If exploited, these two vulnerabilities will turn the camera into a "gateway" for bad guys to infiltrate the security system, seriously threatening the privacy and safety of users.

Devices that are in the “danger zone”

According to Bitdefender, these two serious vulnerabilities were first discovered on the Dahua Hero C1 (DH-H4C) - a popular security camera model that often appears in many different environments, from retail stores, casinos, warehouses to households.

During the research, the experts tested on Hero C1 using firmware version V2.810.9992002.0.R, which was the latest version at that time, and confirmed the existence of the vulnerability.

Not stopping there, Dahua's internal testing process showed that the same problem also affected many other product lines, including the IPC-1XXX, IPC-2XXX, IPC-WX and SD series camera models.
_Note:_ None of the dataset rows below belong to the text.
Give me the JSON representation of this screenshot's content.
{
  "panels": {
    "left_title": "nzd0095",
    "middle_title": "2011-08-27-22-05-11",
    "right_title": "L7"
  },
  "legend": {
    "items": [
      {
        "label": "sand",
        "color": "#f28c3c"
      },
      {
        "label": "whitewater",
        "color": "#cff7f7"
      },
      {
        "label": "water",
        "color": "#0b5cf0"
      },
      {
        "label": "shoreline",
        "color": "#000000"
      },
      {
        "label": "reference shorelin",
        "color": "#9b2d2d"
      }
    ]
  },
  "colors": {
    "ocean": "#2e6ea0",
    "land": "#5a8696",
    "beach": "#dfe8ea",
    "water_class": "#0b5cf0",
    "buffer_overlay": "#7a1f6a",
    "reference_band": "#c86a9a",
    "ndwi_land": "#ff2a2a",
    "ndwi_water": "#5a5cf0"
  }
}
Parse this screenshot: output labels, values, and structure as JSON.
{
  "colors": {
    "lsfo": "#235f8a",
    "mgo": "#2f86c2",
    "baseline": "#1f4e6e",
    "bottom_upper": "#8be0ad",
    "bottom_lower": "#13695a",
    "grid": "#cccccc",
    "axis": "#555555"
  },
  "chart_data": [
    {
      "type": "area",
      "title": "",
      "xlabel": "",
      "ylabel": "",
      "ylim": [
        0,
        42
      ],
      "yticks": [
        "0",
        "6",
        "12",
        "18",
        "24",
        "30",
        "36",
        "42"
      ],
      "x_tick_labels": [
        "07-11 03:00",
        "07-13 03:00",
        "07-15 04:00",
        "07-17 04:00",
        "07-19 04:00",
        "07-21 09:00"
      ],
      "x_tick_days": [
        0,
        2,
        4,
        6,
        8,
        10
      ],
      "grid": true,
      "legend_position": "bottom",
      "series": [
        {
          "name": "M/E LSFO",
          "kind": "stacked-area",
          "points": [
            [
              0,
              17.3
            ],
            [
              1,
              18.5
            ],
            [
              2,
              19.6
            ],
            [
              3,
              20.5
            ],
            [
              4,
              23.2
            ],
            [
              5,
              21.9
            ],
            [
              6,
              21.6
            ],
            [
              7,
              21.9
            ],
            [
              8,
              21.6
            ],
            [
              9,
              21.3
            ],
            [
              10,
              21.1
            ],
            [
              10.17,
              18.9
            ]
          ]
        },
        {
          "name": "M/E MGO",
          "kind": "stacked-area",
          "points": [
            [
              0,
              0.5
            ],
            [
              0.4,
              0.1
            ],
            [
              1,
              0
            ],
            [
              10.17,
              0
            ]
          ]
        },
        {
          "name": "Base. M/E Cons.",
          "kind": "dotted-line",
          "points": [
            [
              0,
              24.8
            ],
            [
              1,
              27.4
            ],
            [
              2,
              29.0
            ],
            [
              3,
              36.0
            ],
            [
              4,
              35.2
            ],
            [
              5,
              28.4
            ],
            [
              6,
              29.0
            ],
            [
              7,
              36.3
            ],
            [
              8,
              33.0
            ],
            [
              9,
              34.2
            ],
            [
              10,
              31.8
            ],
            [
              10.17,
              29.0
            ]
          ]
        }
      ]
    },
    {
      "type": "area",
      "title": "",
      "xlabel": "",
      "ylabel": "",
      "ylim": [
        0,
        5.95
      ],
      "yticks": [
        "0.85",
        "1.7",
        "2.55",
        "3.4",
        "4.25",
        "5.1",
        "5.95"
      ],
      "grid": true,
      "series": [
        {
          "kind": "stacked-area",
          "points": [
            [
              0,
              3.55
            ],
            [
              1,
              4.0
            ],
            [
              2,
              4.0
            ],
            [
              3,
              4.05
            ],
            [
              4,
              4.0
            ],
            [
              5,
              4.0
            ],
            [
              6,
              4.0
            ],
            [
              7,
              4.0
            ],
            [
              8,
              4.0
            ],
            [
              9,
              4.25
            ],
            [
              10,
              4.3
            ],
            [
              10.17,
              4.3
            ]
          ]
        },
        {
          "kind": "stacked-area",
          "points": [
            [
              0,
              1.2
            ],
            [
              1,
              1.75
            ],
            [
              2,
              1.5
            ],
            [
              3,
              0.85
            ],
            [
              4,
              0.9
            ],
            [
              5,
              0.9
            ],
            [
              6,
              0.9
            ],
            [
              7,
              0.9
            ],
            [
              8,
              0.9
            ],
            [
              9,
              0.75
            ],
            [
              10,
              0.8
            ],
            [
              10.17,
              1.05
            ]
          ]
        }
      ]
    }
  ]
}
This means that a series of surveillance systems operating in homes, businesses and critical infrastructure are at risk of being exploited by hackers if they have not been updated with security patches.

Urgent warning: Users need to update security patch immediately

On July 7, 2025, Dahua released security patches for two critical vulnerabilities, following a joint disclosure process with Bitdefender. These vulnerabilities were first reported on March 28, 2025, opening up more than 3 months of cooperation between the security research team and the manufacturer to fix them before hackers could exploit them.

Both vulnerabilities are particularly dangerous because they can be attacked remotely over the local network, and even over the Internet if the camera is exposed through settings such as port forwarding or automatic connection over the network (UPnP).

If exploited, hackers could gain full access at the highest level on the device, install malware that is nearly impossible to remove, turn the camera into a spy tool or a springboard to infiltrate other devices.

Bitdefender recommends checking your firmware version immediately. Any camera running firmware older than April 16, 2025 is potentially vulnerable. If you cannot update, take the following precautions:

- Do not expose the camera's web interface directly to the Internet.

- Turn off automatic connection on the network to prevent automatic port opening.

- Isolate the camera on a separate network to protect other devices.

Delaying updates or ignoring these measures means you are leaving your security system wide open to cybercriminals./.